I've embarked on a voyage to build a basic interpreter - this post will dictate some of the things I've learned. Firstly, what is an interpreter? An interpreter processes and executes source code. It's similar to a compiler; what is the difference? A compiler processes the entire source code into machine code then you can execute this machine code. Note that compilers also optimise your code. Difference platforms have different architectures and therefore styles of machine code - this means some code compiled on one computer might not work on another. A interpreter also translates the source code into machine code line by line; it can execute code on any platform. This means code will show an error as soon as it's encountered. It's often slower than compiled languages.
We'll go over some key concepts. Each line of code is made of tokens they are objects with a type and value. For example 3
would be 3, and INTEGER. Breaking down lines of code into tokens is called lexical analysis this is carried out by a lexer. Recognizing a phrase in a steam of tokens is called parsing this is done by a parser. A parser will understand x = 5
means you want to store 5 in a variable called x.

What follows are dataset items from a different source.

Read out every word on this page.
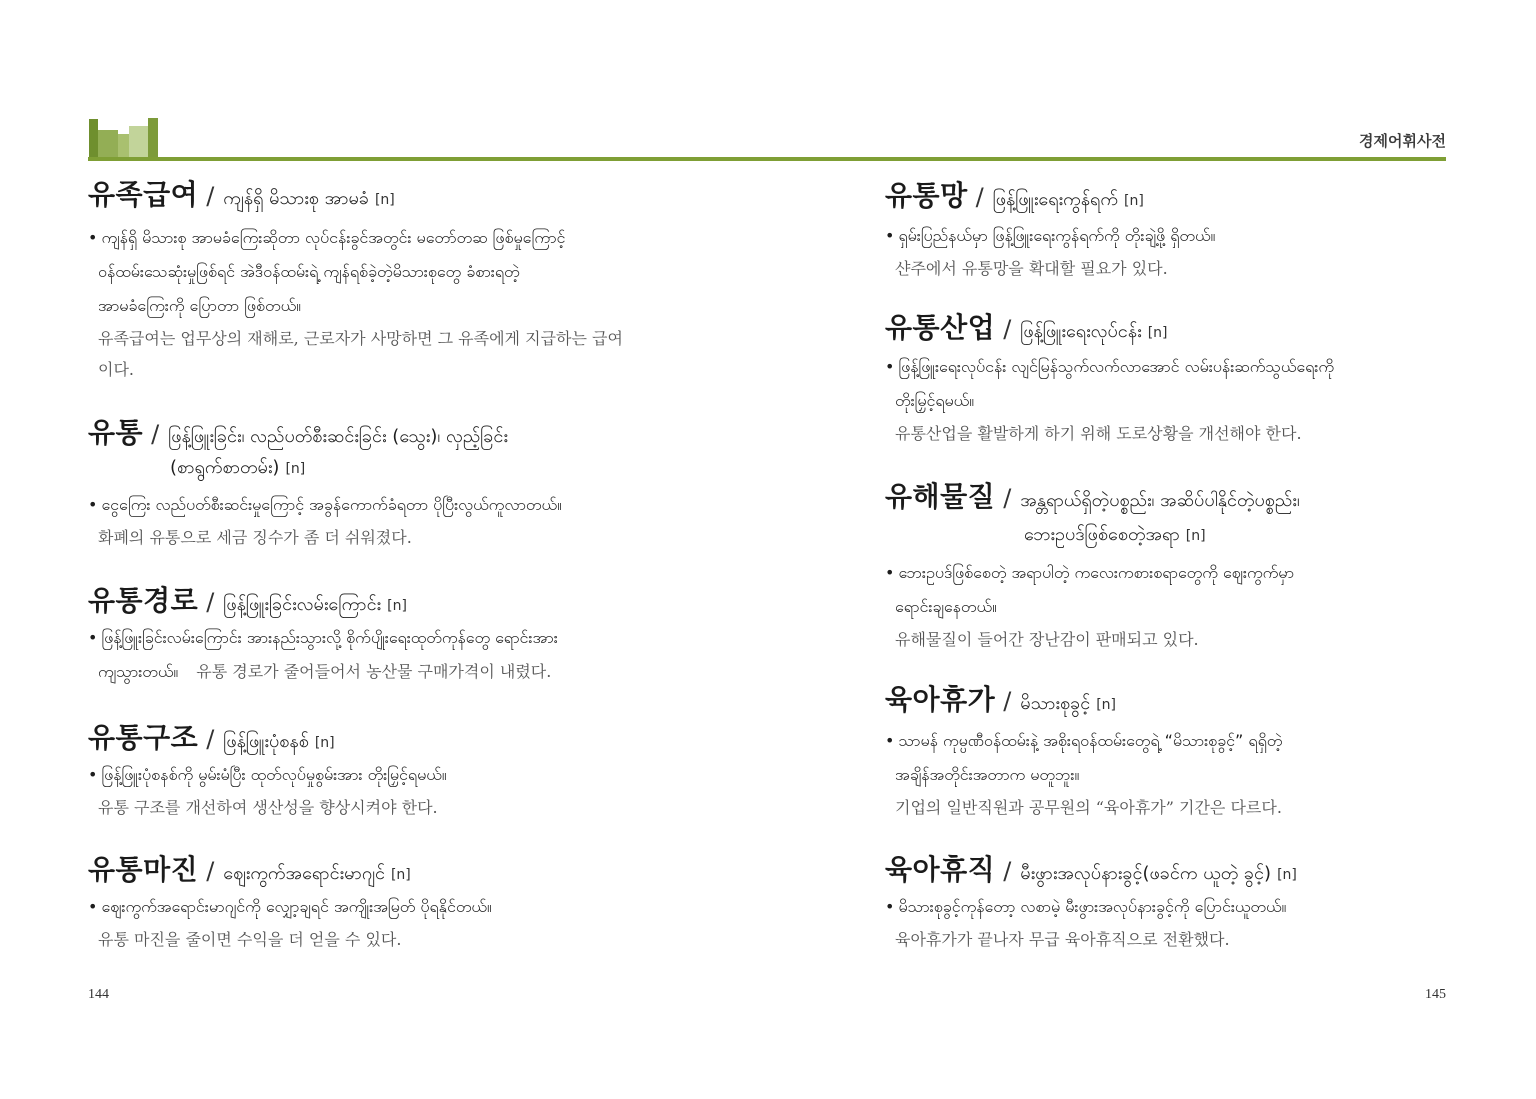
경제어휘사전
유족급여 / ကျန်ရှိ မိသားစု အာမခံ [n]
• ကျန်ရှိ မိသားစု အာမခံကြေးဆိုတာ လုပ်ငန်းခွင်အတွင်း မတော်တဆ ဖြစ်မှုကြောင့်
ဝန်ထမ်းသေဆုံးမှုဖြစ်ရင် အဲဒီဝန်ထမ်းရဲ့ ကျန်ရစ်ခဲ့တဲ့မိသားစုတွေ ခံစားရတဲ့
အာမခံကြေးကို ပြောတာ ဖြစ်တယ်။
유족급여는 업무상의 재해로, 근로자가 사망하면 그 유족에게 지급하는 급여
이다.
유통 / ဖြန့်ဖြူးခြင်း၊ လည်ပတ်စီးဆင်းခြင်း (သွေး)၊ လှည့်ခြင်း
(စာရွက်စာတမ်း) [n]
• ငွေကြေး လည်ပတ်စီးဆင်းမှုကြောင့် အခွန်ကောက်ခံရတာ ပိုပြီးလွယ်ကူလာတယ်။
화폐의 유통으로 세금 징수가 좀 더 쉬워졌다.
유통경로 / ဖြန့်ဖြူးခြင်းလမ်းကြောင်း [n]
• ဖြန့်ဖြူးခြင်းလမ်းကြောင်း အားနည်းသွားလို့ စိုက်ပျိုးရေးထုတ်ကုန်တွေ ရောင်းအား
ကျသွားတယ်။ 유통 경로가 줄어들어서 농산물 구매가격이 내렸다.
유통구조 / ဖြန့်ဖြူးပုံစနစ် [n]
• ဖြန့်ဖြူးပုံစနစ်ကို မွမ်းမံပြီး ထုတ်လုပ်မှုစွမ်းအား တိုးမြှင့်ရမယ်။
유통 구조를 개선하여 생산성을 향상시켜야 한다.
유통마진 / ဈေးကွက်အရောင်းမာဂျင် [n]
• ဈေးကွက်အရောင်းမာဂျင်ကို လျှော့ချရင် အကျိုးအမြတ် ပိုရနိုင်တယ်။
유통 마진을 줄이면 수익을 더 얻을 수 있다.
144
유통망 / ဖြန့်ဖြူးရေးကွန်ရက် [n]
• ရှမ်းပြည်နယ်မှာ ဖြန့်ဖြူးရေးကွန်ရက်ကို တိုးချဲ့ဖို့ ရှိတယ်။
샨주에서 유통망을 확대할 필요가 있다.
유통산업 / ဖြန့်ဖြူးရေးလုပ်ငန်း [n]
• ဖြန့်ဖြူးရေးလုပ်ငန်း လျင်မြန်သွက်လက်လာအောင် လမ်းပန်းဆက်သွယ်ရေးကို
တိုးမြှင့်ရမယ်။
유통산업을 활발하게 하기 위해 도로상황을 개선해야 한다.
유해물질 / အန္တရာယ်ရှိတဲ့ပစ္စည်း၊ အဆိပ်ပါနိုင်တဲ့ပစ္စည်း၊
ဘေးဥပဒ်ဖြစ်စေတဲ့အရာ [n]
• ဘေးဥပဒ်ဖြစ်စေတဲ့ အရာပါတဲ့ ကလေးကစားစရာတွေကို ဈေးကွက်မှာ
ရောင်းချနေတယ်။
유해물질이 들어간 장난감이 판매되고 있다.
육아휴가 / မိသားစုခွင့် [n]
• သာမန် ကုမ္ပဏီဝန်ထမ်းနဲ့ အစိုးရဝန်ထမ်းတွေရဲ့ “မိသားစုခွင့်” ရရှိတဲ့
အချိန်အတိုင်းအတာက မတူဘူး။
기업의 일반직원과 공무원의 “육아휴가” 기간은 다르다.
육아휴직 / မီးဖွားအလုပ်နားခွင့်(ဖခင်က ယူတဲ့ ခွင့်) [n]
• မိသားစုခွင့်ကုန်တော့ လစာမဲ့ မီးဖွားအလုပ်နားခွင့်ကို ပြောင်းယူတယ်။
육아휴가가 끝나자 무급 육아휴직으로 전환했다.
145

All languages need a grammar. A grammar is like a language to describe a language! A context free grammar is a set of recursive productions to generate strings. These grammars are concise, and serve as a starting point to make a programming language. Grammars are made of many rules or productions. Each production is made of a head and body they look like this num: INTEGER
- head is num
and body is INTEGER
. A terminal is a string that appears in strings generated by grammar. Non-terminals are placeholders for terminals. In the example above num
is non-terminal, and INTEGER
is terminal. The start symbol of a grammar is the non-terminal symbol of the first rule.